Wurtz Nicholas R, Johnson James A, Viet Andrew, Shirude Pravin S, Baligar Vishweshwaraiah, Madduri Sudhakara, Cheney Daniel L, Park Hyunsoo, Lupisella John A, Hsu Mei-Yin, Abousleiman Mojgan, Galella Michael A, Aulakh Darpandeep, Dierks Elizabeth A, Garcia Ricardo A, Ostrowski Jacek, Kick Ellen K, Wexler Ruth R
Bristol Myers Squibb Research and Development, Princeton, New Jersey 08543, United States.
Biocon Bristol Myers Squibb R&D Center, Bangalore-560099, India.
ACS Med Chem Lett. 2022 May 25;13(6):943-948. doi: 10.1021/acsmedchemlett.2c00079. eCollection 2022 Jun 9.
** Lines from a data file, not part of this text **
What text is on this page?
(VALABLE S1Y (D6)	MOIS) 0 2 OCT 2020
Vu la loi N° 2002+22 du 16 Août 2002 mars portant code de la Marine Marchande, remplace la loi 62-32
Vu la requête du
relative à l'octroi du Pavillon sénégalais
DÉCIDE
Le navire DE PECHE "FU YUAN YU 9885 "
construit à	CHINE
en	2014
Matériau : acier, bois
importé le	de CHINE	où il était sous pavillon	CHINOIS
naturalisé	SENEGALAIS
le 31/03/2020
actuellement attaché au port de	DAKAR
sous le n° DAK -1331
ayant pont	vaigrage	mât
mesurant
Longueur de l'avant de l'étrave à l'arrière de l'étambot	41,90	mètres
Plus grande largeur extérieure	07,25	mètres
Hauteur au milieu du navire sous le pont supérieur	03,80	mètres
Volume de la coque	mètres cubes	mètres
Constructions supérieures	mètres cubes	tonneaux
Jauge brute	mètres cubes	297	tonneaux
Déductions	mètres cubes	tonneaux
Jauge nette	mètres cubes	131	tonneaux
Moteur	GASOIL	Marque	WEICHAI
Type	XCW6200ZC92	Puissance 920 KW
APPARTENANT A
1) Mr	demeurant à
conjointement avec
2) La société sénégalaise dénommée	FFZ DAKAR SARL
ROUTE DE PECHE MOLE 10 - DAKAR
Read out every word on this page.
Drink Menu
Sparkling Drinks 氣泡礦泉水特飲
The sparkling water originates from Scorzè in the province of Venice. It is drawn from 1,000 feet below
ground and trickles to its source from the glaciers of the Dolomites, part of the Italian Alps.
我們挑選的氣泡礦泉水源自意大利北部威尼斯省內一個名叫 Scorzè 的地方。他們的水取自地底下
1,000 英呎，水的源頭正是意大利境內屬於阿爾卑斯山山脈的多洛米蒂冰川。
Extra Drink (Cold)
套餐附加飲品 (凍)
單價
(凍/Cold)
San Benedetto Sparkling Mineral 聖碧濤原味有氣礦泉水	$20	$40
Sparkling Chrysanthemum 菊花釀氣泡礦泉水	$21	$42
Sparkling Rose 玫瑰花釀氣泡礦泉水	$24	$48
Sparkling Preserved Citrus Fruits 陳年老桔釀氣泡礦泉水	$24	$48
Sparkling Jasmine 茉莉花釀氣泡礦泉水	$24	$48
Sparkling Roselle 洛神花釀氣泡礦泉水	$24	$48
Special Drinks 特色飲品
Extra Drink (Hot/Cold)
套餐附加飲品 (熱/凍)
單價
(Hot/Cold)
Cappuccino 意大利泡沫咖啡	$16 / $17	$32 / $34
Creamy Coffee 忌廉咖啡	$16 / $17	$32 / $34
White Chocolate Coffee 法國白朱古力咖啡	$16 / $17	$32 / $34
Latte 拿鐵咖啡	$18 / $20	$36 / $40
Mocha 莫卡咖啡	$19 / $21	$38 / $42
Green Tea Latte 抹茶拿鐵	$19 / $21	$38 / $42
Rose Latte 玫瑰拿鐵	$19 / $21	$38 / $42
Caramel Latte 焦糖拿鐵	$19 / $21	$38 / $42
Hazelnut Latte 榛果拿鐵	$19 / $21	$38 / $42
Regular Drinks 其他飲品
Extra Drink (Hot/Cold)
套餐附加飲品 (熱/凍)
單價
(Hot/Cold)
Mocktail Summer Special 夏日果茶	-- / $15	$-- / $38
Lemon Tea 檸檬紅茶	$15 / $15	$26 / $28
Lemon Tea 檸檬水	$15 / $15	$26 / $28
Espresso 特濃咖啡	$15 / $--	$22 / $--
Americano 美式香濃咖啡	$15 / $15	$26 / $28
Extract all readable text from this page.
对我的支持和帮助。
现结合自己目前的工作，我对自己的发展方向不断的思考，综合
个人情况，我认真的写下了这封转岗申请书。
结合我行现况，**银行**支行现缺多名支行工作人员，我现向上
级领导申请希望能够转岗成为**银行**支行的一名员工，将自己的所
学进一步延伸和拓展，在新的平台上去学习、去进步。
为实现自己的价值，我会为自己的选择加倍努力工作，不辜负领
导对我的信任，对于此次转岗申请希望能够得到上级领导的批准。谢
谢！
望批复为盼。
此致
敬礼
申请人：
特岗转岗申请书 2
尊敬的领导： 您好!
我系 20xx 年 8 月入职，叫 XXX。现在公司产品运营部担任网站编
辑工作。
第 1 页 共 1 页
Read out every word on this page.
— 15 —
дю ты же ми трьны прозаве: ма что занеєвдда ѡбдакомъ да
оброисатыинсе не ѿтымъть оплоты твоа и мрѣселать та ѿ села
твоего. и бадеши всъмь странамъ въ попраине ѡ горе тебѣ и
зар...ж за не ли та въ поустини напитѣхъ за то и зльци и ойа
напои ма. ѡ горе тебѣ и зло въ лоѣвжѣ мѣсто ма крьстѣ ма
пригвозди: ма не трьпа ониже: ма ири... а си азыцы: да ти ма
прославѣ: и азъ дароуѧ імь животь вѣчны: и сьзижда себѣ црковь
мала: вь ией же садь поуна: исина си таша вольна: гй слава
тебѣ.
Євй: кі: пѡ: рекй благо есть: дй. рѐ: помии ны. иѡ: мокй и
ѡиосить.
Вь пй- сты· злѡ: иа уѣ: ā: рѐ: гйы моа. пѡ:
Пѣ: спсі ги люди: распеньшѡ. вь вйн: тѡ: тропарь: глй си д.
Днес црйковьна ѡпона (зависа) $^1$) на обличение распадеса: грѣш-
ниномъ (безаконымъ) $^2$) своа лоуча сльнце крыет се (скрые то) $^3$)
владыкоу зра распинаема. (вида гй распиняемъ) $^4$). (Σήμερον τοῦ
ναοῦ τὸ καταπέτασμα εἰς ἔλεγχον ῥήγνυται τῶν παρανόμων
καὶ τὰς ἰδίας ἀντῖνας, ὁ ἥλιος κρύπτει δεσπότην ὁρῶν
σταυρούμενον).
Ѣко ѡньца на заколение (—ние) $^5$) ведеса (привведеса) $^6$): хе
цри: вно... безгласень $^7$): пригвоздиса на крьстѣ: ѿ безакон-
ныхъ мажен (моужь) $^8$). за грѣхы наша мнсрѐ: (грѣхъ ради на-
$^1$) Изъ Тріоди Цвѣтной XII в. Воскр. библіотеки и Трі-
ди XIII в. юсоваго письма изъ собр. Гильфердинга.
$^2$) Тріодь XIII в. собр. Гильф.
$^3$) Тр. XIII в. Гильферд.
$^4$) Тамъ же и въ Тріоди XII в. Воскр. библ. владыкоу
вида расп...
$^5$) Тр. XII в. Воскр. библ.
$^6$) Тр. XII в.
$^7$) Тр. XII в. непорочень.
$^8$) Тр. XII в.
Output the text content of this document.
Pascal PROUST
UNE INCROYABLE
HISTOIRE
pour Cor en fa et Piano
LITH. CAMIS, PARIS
Formyl peptide receptor 2 (FPR2) agonists have shown efficacy in inflammatory-driven animal disease models and have the potential to treat a range of diseases. Many reported synthetic agonists contain a phenylurea, which appears to be necessary for activity in the reported chemotypes. We set out to find isosteres for the phenylurea and focused our efforts on heteroaryl rings. The wide range of potencies with heterocyclic isosteres demonstrates how electronic effects of the heteroatom placement impact molecular recognition. Herein, we report our discovery of benzimidazole and aminophenyloxadiazole FPR2 agonists with low nanomolar activity.
甲酰肽受体2(FPR2)激动剂已在炎症驱动的动物疾病模型中显示出疗效,并且有治疗一系列疾病的潜力。许多报道的合成激动剂含有苯基脲,这似乎是所报道化学类型中活性所必需的。我们着手寻找苯基脲的电子等排体,并将工作重点放在杂芳环上。杂环电子等排体的广泛效价表明了杂原子位置的电子效应如何影响分子识别。在此,我们报告我们发现的具有低纳摩尔活性的苯并咪唑和氨基苯基恶二唑FPR2激动剂。